頸動脈(けいどうみゃく)プラークのくすり
指導/堀内久徳
東北大学加齢医学研究所 基礎加齢研究分野 教授


▼処方されるくすり
 頸動脈プラークは、頸動脈に発生した動脈硬化で、動脈硬化の予防、進展阻止が重要です。動脈硬化の主要な危険因子は喫煙、高血圧、糖尿病、高コレステロール血症です。治療には、禁煙・食事・運動指導とともに、危険因子のコントロールのために薬を用います。

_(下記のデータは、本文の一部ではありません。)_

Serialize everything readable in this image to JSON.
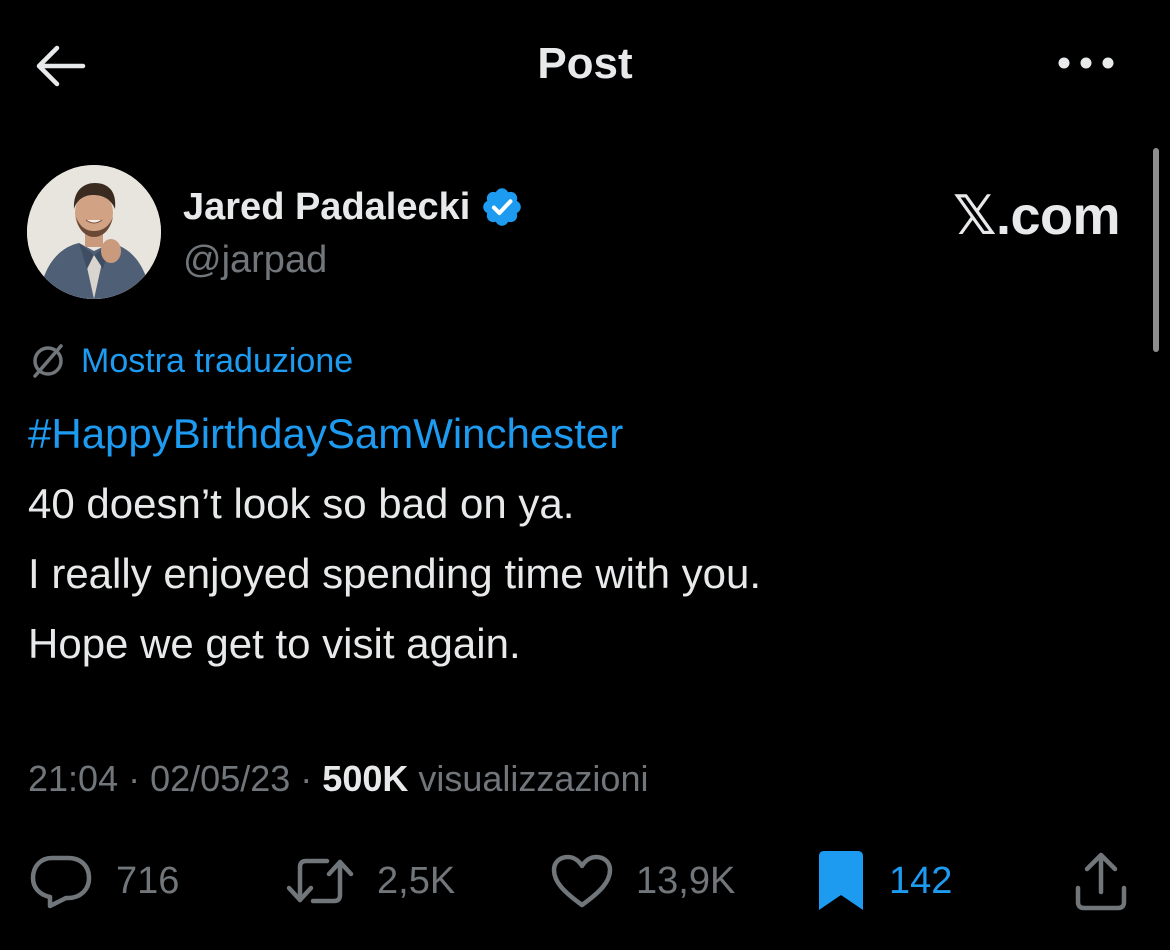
{
  "header": {
    "title": "Post"
  },
  "author": {
    "name": "Jared Padalecki",
    "handle": "@jarpad",
    "verified": true
  },
  "watermark": "𝕏.com",
  "translate": {
    "label": "Mostra traduzione"
  },
  "tweet": {
    "hashtag": "#HappyBirthdaySamWinchester",
    "lines": [
      "40 doesn’t look so bad on ya.",
      "I really enjoyed spending time with you.",
      "Hope we get to visit again."
    ]
  },
  "meta": {
    "time": "21:04",
    "separator": "·",
    "date": "02/05/23",
    "views_count": "500K",
    "views_label": "visualizzazioni"
  },
  "actions": {
    "replies": "716",
    "reposts": "2,5K",
    "likes": "13,9K",
    "bookmarks": "142"
  },
  "colors": {
    "background": "#000000",
    "text": "#e7e9ea",
    "secondary": "#71767b",
    "accent": "#1d9bf0"
  },
  "icons": [
    "back-arrow-icon",
    "more-icon",
    "verified-badge-icon",
    "translate-icon",
    "reply-icon",
    "repost-icon",
    "like-icon",
    "bookmark-icon",
    "share-icon"
  ]
}
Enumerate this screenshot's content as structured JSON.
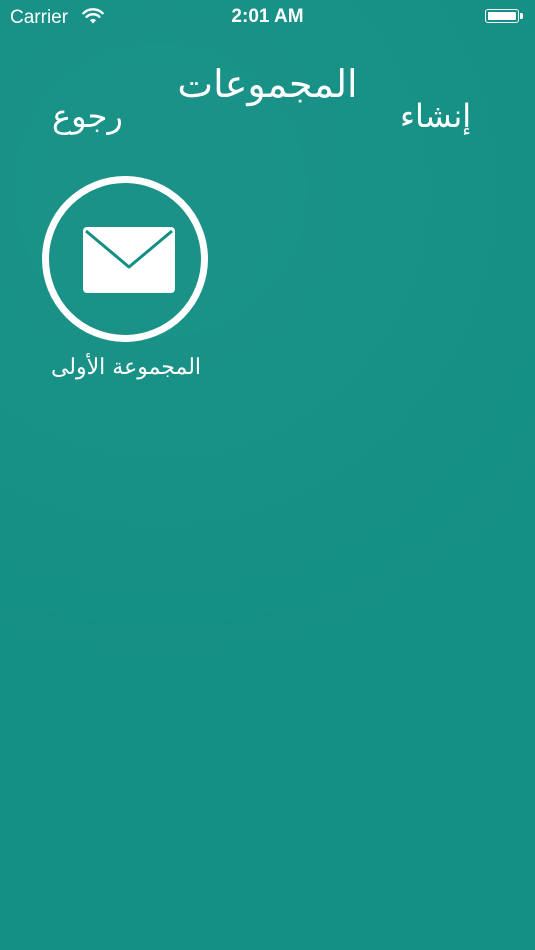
{
  "status_bar": {
    "carrier": "Carrier",
    "time": "2:01 AM"
  },
  "nav": {
    "title": "المجموعات",
    "back_label": "رجوع",
    "create_label": "إنشاء"
  },
  "groups": [
    {
      "label": "المجموعة الأولى",
      "icon": "envelope-icon"
    }
  ],
  "colors": {
    "background": "#148f84",
    "foreground": "#ffffff"
  }
}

 さらに、一度脳梗塞を起こされた方や、脳梗塞を発症する危険性の高い頸動脈プラークの方には、アスピリン(バイアスピリン®)やクロピドグレル(プラビックス®)、シロスタゾール(プレタール®)などの抗血小板薬(こうけっしょうばんやく)による「血液さらさら療法」を行います。なお、血液さらさら療法(抗血栓療法)は、抗血小板療法と抗凝固(こうぎょうこ)療法に分けられ、それぞれに有効な疾患があり、疾患ごとに明確に使い分けられています。心房細動時に心臓内血栓が遊離(ゆうり)して生じる心原性脳塞栓症予防には抗凝固療法が行われますが、頸動脈プラークによる脳梗塞予防のためには、原則として抗血小板療法が行われます。
▼抗血小板療法時の注意点
 抗血小板療法は脳梗塞の発症を抑えることができますが、一方で出血リスクの増加は避けられません。変調があれば医師に相談してください。なお、多くの抗血小板薬は血流中のすべての血小板の機能を不可逆(ふかぎゃく)的に弱めます。血小板の寿命は10日ほどであるため、抗血小板薬を中止しても数日は効果が持続します。手術などを受けられる場合には、医師の指示に従ってください。
▼頸動脈プラーク悪化時の対処法
頸動脈エコー検査 動脈硬化の多くは、予防に努めても、年齢とともに進展します。そのため頸動脈プラークは定期的なチェックが重要です。安定していても急に進展する場合があります。もし、片側性(へんそくせい)の麻痺や感覚障害、構語障害、目の不調などがあったときには、たとえその症状が10分以内に回復したとしても、脳梗塞の危険信号である可能性があるため、速やかに医師に相談してください。今日、内科的治療だけでなく、カテーテル治療や外科的治療が大きく進歩しており、障害は最小限にとどめることも可能です。